Racconti

Il concorso (Giorno 18)

Era la prima volta che vedevo la polizia entrare in casa nostra. Come nei film americani, erano piombati nel nostro giardino a sirene spiegate come se annunciare a tutti la nostra disgrazia fosse uno dei tanti doveri dovuti alla cronaca di Weedowing Hill, un ammasso di case isolate e pomeriggi silenziosi.
Casa nostra non si discostava molto dalle altre che sorgevano lungo Urban’s Alley, eppure quell’ora del pomeriggio aveva deciso di dipingere le pareti delle mura esterne con i raggi del sole aranciati, tipo quelli dei semafori quando si è esaurita la spinta del verde e il traffico in quella direzione deve fermarsi un attimo.

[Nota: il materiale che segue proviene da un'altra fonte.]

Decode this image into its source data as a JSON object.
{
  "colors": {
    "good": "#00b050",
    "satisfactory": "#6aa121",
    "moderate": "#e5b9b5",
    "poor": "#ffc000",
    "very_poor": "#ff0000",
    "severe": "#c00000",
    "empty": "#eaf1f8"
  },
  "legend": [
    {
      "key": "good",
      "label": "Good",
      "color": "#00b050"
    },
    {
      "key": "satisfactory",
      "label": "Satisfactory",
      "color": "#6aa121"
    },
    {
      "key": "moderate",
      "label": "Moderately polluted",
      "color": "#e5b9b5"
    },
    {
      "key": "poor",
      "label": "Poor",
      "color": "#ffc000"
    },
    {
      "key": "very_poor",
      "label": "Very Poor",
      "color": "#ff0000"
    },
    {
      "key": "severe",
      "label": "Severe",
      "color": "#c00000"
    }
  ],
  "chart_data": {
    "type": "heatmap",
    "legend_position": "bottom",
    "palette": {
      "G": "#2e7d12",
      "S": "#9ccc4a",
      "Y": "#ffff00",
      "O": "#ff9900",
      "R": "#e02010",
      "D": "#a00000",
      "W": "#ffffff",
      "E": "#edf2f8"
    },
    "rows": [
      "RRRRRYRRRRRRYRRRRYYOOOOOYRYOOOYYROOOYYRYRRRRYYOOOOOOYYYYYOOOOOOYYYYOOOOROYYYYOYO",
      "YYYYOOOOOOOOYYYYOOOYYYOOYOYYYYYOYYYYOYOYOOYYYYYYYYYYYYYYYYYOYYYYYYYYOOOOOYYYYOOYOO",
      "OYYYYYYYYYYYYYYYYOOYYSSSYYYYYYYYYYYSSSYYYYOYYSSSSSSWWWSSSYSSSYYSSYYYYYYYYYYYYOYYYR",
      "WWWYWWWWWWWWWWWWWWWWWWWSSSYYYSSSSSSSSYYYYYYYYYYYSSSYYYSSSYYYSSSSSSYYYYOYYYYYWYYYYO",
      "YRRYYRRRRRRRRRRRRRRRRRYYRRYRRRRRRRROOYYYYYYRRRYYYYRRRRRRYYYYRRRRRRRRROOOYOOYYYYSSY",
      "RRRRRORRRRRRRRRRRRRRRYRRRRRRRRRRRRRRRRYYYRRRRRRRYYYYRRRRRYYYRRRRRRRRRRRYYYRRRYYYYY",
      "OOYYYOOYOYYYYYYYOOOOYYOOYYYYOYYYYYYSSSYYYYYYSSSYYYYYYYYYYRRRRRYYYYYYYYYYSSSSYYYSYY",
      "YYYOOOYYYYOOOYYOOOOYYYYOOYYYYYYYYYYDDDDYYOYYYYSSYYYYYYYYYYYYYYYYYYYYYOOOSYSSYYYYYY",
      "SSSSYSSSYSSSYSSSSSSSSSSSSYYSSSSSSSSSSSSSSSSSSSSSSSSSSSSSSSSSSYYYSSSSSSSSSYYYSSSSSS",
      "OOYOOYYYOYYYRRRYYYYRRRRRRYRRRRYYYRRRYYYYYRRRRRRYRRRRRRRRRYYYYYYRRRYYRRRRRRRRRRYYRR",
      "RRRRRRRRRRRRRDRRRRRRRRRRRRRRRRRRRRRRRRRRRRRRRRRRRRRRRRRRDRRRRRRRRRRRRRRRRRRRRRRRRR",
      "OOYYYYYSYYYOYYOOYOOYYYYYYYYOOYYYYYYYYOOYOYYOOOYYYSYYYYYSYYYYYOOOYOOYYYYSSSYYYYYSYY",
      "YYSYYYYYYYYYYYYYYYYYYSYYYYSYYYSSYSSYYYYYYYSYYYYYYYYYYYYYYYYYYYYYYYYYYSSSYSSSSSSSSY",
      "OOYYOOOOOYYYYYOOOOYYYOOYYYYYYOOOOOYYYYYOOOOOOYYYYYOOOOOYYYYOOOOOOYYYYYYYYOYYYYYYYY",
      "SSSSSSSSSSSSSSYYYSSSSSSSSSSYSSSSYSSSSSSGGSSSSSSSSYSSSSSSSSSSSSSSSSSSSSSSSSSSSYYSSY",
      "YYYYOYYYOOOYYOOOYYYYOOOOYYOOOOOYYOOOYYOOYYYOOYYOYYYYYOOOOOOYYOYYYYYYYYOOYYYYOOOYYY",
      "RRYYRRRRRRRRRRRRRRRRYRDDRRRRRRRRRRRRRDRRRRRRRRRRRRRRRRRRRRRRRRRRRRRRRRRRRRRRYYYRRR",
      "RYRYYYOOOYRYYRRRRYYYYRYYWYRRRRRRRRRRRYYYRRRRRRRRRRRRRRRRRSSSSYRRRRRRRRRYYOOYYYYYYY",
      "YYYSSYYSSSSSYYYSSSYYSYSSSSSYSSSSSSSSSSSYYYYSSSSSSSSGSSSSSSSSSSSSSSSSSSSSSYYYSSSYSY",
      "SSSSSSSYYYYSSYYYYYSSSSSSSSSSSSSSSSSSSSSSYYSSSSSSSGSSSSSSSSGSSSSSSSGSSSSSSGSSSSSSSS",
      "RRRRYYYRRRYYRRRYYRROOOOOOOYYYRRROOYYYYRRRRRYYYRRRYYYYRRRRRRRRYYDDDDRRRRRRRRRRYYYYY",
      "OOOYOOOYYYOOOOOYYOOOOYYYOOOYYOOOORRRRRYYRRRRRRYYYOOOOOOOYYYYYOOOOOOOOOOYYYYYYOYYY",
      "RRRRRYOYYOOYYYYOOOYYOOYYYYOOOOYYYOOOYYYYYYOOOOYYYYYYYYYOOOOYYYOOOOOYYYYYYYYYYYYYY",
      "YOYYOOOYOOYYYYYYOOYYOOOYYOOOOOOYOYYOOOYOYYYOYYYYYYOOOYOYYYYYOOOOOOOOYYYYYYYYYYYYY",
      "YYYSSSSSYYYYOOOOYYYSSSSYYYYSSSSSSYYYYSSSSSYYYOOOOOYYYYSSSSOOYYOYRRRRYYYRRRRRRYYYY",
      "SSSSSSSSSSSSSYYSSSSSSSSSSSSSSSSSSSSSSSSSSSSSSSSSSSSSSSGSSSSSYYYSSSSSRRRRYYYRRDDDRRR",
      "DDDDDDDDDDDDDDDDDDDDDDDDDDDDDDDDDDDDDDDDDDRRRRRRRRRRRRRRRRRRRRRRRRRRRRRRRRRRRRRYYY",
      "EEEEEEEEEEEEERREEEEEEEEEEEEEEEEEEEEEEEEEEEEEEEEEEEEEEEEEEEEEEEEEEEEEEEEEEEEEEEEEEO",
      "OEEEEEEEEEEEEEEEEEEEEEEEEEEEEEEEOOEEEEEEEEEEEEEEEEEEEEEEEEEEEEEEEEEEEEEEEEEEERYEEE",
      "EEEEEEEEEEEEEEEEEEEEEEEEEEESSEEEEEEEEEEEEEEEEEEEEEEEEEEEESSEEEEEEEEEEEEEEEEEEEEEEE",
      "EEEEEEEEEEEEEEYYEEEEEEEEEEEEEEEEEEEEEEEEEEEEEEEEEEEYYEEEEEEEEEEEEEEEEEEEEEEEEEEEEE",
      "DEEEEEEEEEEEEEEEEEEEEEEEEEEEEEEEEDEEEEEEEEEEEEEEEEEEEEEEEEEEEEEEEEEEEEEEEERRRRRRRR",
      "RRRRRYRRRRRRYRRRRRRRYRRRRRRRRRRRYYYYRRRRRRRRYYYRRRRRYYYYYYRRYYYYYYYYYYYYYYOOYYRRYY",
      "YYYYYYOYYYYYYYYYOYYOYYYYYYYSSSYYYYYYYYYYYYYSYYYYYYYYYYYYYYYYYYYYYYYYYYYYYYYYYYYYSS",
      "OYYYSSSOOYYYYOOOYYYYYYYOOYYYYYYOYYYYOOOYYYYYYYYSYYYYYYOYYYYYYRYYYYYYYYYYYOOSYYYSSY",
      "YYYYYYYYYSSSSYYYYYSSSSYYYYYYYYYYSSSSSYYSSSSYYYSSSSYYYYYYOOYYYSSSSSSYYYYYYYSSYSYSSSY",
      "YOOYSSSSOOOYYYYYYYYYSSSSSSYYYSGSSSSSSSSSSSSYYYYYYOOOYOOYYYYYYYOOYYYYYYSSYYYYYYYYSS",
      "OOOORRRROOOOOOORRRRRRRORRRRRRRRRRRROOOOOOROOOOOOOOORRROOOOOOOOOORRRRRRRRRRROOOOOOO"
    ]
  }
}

Mammina stava stirando la mia uniforme di scuola; l’aveva ritirata poco prima a differenza del resto del bucato cui stava ancora sventolando intorno una brezza leggera. Domani a scuola mi avrebbero dato il premio per il concorso di poesia, quindi avevo pensato di mettere l’uniforme pulita. Il tema della poesia era l’amore per la natura, e io avevo preso spunto da una poesia di Teocrito – ovviamente – per raccontare un sogno che avevo fatto pochi giorni fa. C’era un ragazzo che mi tendeva la mano, e dopo avermi preso per mano ci incamminammo in mezzo a una foresta di acacie. Il cielo era coperto dalle fronde degli alberi, ma tutt’intorno sentivo il profumo di quei delicatissimi fiori bianchi, e non avevo paura. Mi ero svegliato da quel sogno deciso a raccontarlo a Mary, ma non era venuta a scuola perché era ancora in vacanza con i suoi genitori; essendo l’unica che non mi avrebbe preso in giro, decisi di starmene zitto e <<mettere una metafora sopra l’altra>> come la professoressa di Lettere ci diceva sempre per distrarci quando non sapevamo come finire un tema <<fino a trasformare la realtà nel vostro sogno più bello.>>
Mamma stava parlando con un agente, un uomo con la divisa nera della polizia e dei baffi dell’altro secolo, che avevo visto solo nelle fotografie sbiadite di antenati mai conosciuti. Quei visi avevano qualcosa di me, pensavo inorridito. Se fossi vissuto al loro tempo, mi chiedevo, avrei mai conosciuto Mary? Sarei potuto andare a scuola, avrei fatto volentieri i compiti allo stesso modo? Mi interrogavo arrampicato su quell’albero, quando ero annoiato. Salivo sui rami nodosi e dalla corteccia gommosa, toglievo i sandali e tentavo di capire cosa ci fosse dietro al mistero dei sogni ad occhi aperti. Era un misto di malinconia ed euforia repressa credo, perché in quegli anni non avevo grandi modelli di riferimento se non i personaggi dei fumetti che divoravo ogni mercoledì. Volevo bene ai miei genitori, ma erano distanti tra loro; non avevano lo stesso rapporto che gli altri genitori avevano reciprocamente, lo sentivo. Poi qualche mese fa babbo morì; mammina divenne strana, mi sembrò meno affettuosa. E ora la polizia entrava dentro casa nostra. Il silenzio di quella scena, vista dall’albero lontano nel parco, rendeva ancora più paurosa sia ciò che pensavo della morte, che della gente. La gente mi fa paura.